BOLIVIA: Looking to the IMF as dollar reserves dwindle

On 15 March Bolivia’s Finance Minister Marcelo Montenegro said that the central bank had used its special drawing rights (SDR) arrangement with the International Monetary Fund (IMF), amid continued concerns over Bolivia’s dwindling reserves of hard currency.


For the past two weeks a confidence crisis has been mounting in Bolivia, where rumours of US dollar shortages have been fuelled by the central bank’s failure to update figures on its international reserves. The bank has not updated its weekly bulletin since 17 February, when it said that it had dollar reserves of US$372m, down nearly 70% compared with the same month last year. The central bank has begun directly selling dollars to citizens to quell concerns that a currency devaluation could be required to enable Bolivia to meet its debt repayments. However, long lines outside the central bank show that those fears are not dissipating. Montenegro’s acknowledgement that the central bank had resorted to its SDR arrangement with the IMF will only fuel speculation and pile further pressure on the boliviano.

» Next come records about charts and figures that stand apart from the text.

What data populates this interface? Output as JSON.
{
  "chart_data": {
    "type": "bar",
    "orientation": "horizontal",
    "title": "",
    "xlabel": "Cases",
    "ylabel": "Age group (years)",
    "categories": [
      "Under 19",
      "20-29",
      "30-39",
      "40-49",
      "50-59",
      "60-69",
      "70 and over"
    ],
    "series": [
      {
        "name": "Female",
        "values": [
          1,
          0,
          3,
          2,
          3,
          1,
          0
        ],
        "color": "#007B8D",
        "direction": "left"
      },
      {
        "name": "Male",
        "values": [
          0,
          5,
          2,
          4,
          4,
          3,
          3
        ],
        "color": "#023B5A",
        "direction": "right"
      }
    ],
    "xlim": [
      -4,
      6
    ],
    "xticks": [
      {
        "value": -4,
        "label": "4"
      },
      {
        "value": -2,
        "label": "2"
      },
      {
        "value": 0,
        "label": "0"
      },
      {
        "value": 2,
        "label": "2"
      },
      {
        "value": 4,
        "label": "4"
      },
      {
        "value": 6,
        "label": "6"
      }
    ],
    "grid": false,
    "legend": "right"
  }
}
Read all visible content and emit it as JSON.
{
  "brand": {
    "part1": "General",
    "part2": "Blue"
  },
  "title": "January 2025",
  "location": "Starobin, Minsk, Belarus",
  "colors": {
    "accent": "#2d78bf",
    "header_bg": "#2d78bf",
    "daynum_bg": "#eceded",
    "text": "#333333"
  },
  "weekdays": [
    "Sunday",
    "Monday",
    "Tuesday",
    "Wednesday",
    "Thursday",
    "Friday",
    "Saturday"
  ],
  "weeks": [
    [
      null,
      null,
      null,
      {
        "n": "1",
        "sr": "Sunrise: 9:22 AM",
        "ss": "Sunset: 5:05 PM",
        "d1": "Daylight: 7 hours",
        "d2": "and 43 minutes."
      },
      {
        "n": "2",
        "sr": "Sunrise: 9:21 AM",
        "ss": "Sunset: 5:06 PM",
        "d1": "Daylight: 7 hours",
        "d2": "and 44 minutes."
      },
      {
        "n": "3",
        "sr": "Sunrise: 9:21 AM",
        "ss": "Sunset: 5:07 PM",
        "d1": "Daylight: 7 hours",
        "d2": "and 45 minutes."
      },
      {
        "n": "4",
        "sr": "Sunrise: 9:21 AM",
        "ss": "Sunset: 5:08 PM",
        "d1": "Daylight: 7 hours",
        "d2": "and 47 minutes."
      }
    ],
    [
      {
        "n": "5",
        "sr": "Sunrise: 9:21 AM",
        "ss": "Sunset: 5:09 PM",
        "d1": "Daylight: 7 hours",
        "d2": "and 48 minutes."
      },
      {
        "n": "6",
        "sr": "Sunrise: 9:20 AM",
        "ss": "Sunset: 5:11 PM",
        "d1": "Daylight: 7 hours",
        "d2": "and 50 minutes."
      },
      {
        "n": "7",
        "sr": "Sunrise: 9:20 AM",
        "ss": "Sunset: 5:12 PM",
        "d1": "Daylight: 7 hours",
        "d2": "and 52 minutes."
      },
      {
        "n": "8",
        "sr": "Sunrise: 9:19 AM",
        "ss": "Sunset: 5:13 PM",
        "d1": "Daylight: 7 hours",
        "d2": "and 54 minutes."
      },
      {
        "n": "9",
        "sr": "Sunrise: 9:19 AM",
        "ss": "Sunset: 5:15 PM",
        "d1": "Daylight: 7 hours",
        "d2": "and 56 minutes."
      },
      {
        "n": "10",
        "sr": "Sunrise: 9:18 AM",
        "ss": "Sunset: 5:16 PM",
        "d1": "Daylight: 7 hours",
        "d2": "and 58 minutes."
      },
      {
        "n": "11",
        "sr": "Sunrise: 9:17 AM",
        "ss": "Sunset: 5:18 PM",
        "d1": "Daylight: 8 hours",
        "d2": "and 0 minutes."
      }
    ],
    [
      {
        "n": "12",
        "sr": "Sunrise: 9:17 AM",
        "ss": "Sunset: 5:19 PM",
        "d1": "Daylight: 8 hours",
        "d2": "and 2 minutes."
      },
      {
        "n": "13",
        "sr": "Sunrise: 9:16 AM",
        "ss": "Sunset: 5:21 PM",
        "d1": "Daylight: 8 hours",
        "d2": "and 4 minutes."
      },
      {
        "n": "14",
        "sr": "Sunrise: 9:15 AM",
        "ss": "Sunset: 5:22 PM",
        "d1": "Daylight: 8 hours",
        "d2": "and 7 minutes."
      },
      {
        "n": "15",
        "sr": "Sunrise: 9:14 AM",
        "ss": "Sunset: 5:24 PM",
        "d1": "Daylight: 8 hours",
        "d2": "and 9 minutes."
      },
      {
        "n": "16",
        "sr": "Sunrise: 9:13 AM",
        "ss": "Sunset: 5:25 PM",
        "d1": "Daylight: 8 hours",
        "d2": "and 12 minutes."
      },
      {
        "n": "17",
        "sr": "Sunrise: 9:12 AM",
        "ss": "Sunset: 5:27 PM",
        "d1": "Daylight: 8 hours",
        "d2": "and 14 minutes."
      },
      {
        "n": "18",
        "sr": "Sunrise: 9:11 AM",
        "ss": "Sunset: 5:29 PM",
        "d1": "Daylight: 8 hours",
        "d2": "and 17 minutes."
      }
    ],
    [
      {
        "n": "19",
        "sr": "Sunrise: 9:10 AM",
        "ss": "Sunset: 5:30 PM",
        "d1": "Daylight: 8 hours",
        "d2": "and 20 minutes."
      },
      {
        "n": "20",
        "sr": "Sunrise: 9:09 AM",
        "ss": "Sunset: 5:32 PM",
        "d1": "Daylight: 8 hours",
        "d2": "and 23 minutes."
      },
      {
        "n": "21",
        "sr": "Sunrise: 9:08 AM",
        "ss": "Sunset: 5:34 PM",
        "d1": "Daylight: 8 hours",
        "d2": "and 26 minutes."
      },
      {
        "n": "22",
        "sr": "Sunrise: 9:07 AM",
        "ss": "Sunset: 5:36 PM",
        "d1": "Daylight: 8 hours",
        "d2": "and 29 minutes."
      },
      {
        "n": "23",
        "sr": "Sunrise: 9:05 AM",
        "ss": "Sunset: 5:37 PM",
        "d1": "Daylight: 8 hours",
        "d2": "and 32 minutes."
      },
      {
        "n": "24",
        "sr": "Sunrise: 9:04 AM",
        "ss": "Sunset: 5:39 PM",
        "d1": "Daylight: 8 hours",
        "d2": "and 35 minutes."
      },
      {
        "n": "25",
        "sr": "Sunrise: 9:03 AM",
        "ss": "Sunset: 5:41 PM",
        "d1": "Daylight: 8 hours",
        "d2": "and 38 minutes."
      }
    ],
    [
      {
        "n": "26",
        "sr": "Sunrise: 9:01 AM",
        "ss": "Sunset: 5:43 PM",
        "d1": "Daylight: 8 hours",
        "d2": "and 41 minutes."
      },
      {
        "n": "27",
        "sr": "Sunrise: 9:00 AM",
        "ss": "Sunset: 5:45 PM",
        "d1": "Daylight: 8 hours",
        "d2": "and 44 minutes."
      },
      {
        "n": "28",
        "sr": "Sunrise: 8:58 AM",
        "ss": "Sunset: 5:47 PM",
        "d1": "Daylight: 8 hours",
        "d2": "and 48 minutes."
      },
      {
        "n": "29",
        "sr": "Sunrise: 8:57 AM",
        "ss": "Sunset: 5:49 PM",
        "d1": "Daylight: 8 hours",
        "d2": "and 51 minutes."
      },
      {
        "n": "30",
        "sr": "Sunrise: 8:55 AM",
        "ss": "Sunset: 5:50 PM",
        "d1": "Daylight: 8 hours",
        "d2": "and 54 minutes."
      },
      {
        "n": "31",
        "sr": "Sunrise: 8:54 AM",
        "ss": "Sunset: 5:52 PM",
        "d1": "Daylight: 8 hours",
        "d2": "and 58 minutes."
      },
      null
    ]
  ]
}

  • Questioned yesterday as to whether monetary authorities had used the SDR arrangement, Montenegro said “yes… it’s one of the attributions of the central bank”. He added that “SDR holdings are freely available… their use does not amount to a loan and is not subject to any sort of conditions”.
  • Although Montenegro did not specify how much Bolivia had drawn from the SDR, international credit ratings agency Fitch reported on 14 March that Bolivia “recently” exchanged SDRs for US$300m.
  • The acknowledgement that Bolivia had drawn on its SDR arrangement came as two credit ratings agencies voiced concern about Bolivia’s ability to weather the storm. On 14 March Fitch downgraded Bolivia’s long-term foreign currency and local currency issuer default ratings from ‘B’ to ‘B-’, and downgraded its ratings outlook from ‘stable’ to ‘negative’. Fitch attributed this to “the depletion of external liquidity buffers”, noting that “the continued fall in international reserves at low levels has rendered them vulnerable to risk of a confidence shock, which has materialised in recent weeks”. Fitch also highlighted “heightened uncertainty around the authorities’ ability to manage this situation, as well as around its severity given an ongoing delay in publication of international reserves data”.
  • Standard & Poor’s (S&P) also changed Bolivia’s credit outlook to negative yesterday, but maintained the country’s ‘B’ credit rating.
  • The finance ministry released a statement on 14 March saying Fitch’s downgrade did not take into account Bolivia’s economic resilience, which it said had been demonstrated by Bolivia having one of the lowest inflation rates in the region. The statement also said that Bolivia’s international reserves are expected to rise this year due to factors including increased export of lithium and urea, import substitution, and new electricity export contracts.
  • The government has insisted that it will defend Bolivia’s fixed exchange rate of B$6.96/US$1, although long queues outside the central bank and branches of state-owned Banco Unión reflect fears that a currency devaluation could be imminent.
  • A bond repayment of US$183m is due in August, and this is likely to determine how long the central bank is able to continue depleting its dollar reserves by exchanging bolivianos. Ending the direct sale of dollars to citizens would fuel a growing black market for dollars, which are reportedly already selling for over B$7.2/US$1, triggering a de-facto devaluation.

Looking Ahead: Most of the central bank’s reserves are stored in gold deposits amounting to US$2.59bn. Whilst liquidating some of these assets should enable the government to make its debt payments and ease the pressure on the boliviano, accessing the gold would require a change in the law.